In recent years, Facebook has posted more job listings that reference “privacy,” according to data from Thinknum, a company that monitors job listings.
“We’re focused on making both of these apps faster, simpler, more private and more secure, including with end-to-end encryption,” he added. “We then plan to add more ways to interact privately with your friends, groups and businesses.”
Compared with public social networks, he said, “messaging services evolve gracefully and remain intimate,” even when people add friends over time.
Zuckerberg did not say how personalized advertising might change as a result of the shake-up.
WhatsApp messages are already encrypted end-to-end, which means the messages are not stored on WhatsApp’s servers and the company can’t read them or hand them over to authorities. Facebook’s Messenger has a similar feature that users can opt into, and Zuckerberg said the company would work toward implementing the same encryption for all private communications.

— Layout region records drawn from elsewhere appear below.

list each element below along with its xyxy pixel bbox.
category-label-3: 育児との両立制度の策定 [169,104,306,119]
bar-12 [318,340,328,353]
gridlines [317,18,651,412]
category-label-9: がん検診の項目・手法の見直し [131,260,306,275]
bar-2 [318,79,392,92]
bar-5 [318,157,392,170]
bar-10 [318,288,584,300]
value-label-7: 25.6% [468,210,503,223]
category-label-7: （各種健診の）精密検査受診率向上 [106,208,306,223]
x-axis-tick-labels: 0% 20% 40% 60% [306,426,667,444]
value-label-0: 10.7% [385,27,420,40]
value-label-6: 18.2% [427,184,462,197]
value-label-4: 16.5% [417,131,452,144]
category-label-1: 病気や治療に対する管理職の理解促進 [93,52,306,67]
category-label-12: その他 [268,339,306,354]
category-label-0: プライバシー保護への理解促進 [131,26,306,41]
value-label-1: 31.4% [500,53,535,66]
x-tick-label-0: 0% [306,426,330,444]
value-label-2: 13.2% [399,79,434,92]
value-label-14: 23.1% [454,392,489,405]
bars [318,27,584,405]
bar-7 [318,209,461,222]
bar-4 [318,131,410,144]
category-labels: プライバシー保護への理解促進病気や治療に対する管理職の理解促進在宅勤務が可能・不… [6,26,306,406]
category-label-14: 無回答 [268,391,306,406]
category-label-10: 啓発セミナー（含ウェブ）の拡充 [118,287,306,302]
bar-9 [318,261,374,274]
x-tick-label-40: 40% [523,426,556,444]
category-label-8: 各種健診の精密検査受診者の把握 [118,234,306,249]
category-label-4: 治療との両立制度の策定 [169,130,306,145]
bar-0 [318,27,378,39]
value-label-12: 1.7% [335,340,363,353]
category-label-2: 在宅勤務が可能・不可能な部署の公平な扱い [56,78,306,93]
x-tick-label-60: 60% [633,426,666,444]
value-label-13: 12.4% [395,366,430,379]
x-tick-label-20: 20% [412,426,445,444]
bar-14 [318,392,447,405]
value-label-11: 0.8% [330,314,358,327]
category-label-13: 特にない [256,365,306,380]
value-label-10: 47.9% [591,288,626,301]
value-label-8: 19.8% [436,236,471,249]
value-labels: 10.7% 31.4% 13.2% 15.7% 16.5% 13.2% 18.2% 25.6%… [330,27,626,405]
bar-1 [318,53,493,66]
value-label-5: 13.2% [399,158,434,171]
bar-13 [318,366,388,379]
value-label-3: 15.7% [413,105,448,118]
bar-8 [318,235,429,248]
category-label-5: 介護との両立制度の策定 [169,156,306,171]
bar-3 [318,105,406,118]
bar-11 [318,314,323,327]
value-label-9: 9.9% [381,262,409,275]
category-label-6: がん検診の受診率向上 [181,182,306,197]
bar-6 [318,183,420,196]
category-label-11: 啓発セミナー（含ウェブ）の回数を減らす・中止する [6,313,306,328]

Facebook’s services should also be “interoperable,” he said, so that people could use their Instagram account to message someone on WhatsApp. That kind of data-sharing has raised concerns among some regulators, including Facebook’s European regulator, because of user privacy or the lack of competition.
Ashkan Soltani, a former chief technologist of the Federal Trade Commission, said the timing of the announcement could be a way to get ahead of any antitrust objections.
Other changes would address what Zuckerberg called the “permanence problem.” Facebook and Instagram already offer the ability to post images and video that disappear after 24 hours, an idea made popular by Snapchat, and Zuckerberg said he’s interested in extending the concept.
“People want to know that what they share won’t come back to hurt them later, and reducing the length of time their information is stored and accessible will help,” he said.
Zuckerberg said he was describing the changes well ahead of time because they would mean “taking positions on important issues concerning the future of the internet” and the company would consult with outside experts and others.
Alex Stamos, the former chief security officer of Facebook, said on Twitter that he was surprised by the post and noted that the changes would take time to implement.
“This isn’t a post I expected to read, and I wish he wrote it two years ago,” tweeted Stamos, who is also an NBC News contributor. “Hopefully the external vision is reflected in internal moves to change product culture that informs thousands of product and engineering decisions per year. Turning a ship that large is difficult.”